Nos olvidamos, claramente, de que la familia no es un choque de poderes. Nos olvidamos, neciamente, de ver el sacrificio benigno y la fe en ella. Ni la reproducción solamente, ni la educación, ni el confort alcanzan a explicar por sí mismos esa maravilla humana. No podemos beber de nuestro llanto si creemos en la fuerza natural del omnipotente amor libre y en el deseo sexual, pues eso no da base alguna para pensarla de manera realmente feliz. Por eso, la revolución del instinto no cuadra con explicación satisfactoria alguna al respecto de esto.

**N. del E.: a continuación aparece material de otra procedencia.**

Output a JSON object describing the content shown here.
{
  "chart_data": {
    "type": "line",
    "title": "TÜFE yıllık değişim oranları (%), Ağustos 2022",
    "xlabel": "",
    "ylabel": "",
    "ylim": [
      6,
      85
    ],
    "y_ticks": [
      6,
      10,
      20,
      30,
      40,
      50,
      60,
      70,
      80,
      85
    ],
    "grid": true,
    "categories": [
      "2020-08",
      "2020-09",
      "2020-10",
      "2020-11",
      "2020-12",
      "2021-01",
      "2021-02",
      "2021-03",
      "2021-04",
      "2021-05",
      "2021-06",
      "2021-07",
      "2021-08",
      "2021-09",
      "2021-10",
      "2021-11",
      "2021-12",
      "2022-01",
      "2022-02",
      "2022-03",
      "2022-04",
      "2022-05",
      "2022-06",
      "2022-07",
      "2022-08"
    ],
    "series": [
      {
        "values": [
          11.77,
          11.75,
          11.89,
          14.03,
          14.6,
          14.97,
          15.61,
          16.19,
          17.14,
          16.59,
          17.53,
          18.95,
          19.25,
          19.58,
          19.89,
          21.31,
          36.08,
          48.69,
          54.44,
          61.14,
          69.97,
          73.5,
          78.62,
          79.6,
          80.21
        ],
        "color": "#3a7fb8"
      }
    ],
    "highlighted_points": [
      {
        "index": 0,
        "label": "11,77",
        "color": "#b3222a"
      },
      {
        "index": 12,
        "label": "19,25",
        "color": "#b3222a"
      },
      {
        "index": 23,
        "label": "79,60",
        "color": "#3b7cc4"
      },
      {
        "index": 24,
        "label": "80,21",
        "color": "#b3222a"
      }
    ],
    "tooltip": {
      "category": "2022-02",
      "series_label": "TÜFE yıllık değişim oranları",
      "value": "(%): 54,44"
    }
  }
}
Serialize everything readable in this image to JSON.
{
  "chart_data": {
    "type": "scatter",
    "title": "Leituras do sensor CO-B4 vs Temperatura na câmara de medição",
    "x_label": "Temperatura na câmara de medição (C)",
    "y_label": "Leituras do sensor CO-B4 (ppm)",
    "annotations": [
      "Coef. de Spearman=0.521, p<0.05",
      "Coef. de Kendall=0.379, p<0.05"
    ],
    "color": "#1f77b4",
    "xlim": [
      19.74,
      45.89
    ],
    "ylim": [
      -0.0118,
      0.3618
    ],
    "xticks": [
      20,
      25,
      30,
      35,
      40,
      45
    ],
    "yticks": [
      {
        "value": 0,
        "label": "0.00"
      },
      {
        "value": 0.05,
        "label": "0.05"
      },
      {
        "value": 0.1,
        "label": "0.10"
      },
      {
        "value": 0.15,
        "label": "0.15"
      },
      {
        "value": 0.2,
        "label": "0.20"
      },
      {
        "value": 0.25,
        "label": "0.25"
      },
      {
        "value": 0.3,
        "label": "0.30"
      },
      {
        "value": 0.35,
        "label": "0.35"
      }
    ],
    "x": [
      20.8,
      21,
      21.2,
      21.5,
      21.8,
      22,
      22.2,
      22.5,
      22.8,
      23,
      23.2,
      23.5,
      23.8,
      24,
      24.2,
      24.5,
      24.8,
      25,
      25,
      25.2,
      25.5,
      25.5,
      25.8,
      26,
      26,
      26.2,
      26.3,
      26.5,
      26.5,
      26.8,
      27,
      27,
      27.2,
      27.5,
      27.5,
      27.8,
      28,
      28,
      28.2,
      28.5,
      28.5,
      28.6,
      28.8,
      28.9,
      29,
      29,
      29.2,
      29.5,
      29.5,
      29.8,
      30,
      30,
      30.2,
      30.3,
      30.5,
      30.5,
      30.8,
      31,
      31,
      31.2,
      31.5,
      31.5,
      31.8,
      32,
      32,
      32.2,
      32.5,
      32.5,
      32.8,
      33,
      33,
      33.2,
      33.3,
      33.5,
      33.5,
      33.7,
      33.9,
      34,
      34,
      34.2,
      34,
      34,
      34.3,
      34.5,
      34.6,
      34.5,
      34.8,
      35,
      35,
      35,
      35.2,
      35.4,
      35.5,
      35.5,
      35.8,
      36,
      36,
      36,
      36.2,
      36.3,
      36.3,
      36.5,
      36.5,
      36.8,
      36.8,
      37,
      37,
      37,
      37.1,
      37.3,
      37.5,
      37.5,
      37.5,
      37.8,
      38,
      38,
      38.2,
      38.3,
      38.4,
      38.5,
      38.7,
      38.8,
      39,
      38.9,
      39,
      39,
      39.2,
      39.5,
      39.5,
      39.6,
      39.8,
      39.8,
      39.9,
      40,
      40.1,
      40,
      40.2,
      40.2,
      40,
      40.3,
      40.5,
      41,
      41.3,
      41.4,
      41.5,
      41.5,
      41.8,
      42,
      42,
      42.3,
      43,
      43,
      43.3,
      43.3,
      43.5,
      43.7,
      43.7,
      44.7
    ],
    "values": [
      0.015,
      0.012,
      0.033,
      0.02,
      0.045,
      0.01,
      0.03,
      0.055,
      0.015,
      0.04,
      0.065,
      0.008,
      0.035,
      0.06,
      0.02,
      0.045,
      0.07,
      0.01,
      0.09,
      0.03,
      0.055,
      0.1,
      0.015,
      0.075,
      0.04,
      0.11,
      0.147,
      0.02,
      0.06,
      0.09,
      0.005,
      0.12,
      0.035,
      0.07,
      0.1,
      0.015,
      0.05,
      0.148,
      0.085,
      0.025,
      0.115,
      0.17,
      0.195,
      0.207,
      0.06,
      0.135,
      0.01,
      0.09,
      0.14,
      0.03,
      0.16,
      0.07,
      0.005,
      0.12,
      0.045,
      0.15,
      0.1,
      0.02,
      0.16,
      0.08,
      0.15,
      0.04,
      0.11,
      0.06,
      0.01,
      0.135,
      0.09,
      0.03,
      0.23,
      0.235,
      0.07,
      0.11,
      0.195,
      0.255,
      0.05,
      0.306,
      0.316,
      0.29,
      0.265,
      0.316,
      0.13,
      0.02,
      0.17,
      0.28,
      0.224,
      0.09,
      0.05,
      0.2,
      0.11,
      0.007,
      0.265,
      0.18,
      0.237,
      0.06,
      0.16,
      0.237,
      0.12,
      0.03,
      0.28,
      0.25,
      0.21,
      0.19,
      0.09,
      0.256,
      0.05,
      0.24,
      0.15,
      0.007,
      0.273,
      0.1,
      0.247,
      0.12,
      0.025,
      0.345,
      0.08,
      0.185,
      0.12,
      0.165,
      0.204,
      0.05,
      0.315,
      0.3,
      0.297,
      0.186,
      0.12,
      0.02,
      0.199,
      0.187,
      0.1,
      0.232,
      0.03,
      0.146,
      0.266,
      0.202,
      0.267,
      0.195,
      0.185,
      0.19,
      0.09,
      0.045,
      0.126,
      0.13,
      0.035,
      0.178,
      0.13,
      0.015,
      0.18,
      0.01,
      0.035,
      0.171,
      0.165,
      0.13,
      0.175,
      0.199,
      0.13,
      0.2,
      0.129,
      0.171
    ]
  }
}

Quizá el divorcio haya evitado el mal fin de muchas familias destinadas al fracaso, podría decirse. ¿Cuándo una familia está destinada al fracaso? Se adivina un círculo. Por eso las separaciones arregladas nos parecen las más de las veces la mejor opción. Al ver el vínculo amoroso tan débil, no debería espantarnos esta exagerada consecuencia. Tal vez empecemos pronto a ver, con piedras jalándonos hacia abajo el ánimo, que en realidad no sabemos hallar un hogar. Y, en dicho extravío, tal vez algún día, al llegar a nuestro lecho errante de hiel, encontremos sólo nuestra propia sombra solitaria, y nos abrigaremos con el frío de nuestro propio eco, retumbando tembloroso en el libre espacio de la más honda y negra noche.